Яго, оставшись без покровительства дона Альфонса, чувствовал, что в лечебнице его присутствие терпят все меньше и меньше. Это не относилось, конечно, к Исааку и ученому советнику Церцеру, однако он стал задумываться над тем, чтобы отказаться от места лекаря и тем самым покончить с изнурительным противостоянием декану-ретрограду, прочно обосновавшемуся в братстве Сан-Клементе. По вечерам с помощью Исаака и Фарфана он занимался больными в кварталах Ареналь и Омниум-Санкторум, в большинстве своем населенном матросами и грузчиками, у которых не было даже медной монеты, чтобы купить хоть какое-нибудь снадобье у знахарей.
В доме у Ортегильи он терпеливо лечил известного генуэзского судовладельца Альдо Минутоло, у которого была сомнительная слава содомита и растлителя малолетних.
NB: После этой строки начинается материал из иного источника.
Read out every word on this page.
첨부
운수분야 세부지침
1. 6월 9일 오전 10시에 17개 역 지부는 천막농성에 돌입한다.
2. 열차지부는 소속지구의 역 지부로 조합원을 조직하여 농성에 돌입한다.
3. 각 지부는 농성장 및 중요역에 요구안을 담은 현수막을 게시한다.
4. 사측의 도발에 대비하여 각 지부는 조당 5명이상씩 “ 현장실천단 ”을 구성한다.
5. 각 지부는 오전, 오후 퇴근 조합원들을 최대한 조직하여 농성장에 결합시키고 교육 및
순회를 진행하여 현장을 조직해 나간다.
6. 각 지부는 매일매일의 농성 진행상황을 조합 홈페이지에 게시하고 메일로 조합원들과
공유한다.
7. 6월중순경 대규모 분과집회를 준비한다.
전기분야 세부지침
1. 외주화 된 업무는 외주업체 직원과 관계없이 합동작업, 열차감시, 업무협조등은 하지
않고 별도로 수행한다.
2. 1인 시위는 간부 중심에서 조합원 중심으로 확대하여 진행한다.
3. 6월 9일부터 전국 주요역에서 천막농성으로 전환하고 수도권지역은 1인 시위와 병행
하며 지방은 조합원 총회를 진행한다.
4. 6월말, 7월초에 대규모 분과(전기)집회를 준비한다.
Ему пришлось удалить свежий бубон под мышкой, и после прижигания и смазываний торговец выздоровел. Он был так пылок в выражении благодарности, что на глазах тех, кто был в таверне "Дель Соль", бросился к ногам врача, восхваляя его искусство, назвал братом и передал ему пятьсот динаров в качестве вознаграждения, которые Яго разделил с Исааком.
- Сеньор Минутоло, - ответил Яго генуэзцу, - если бы вы обратились ко мне уже с удушьем, кровотечением, кровохарканьем и почерневшими деснами, то вас ожидала бы скорая и болезненная смерть. Но вы пришли ко мне вовремя, да и, честно говоря, болезнь ваша могла быть совсем иной.
- Нет, вы ниспосланы самим Богом, и я вечно буду вам обязан! - бил себя в грудь генуэзец.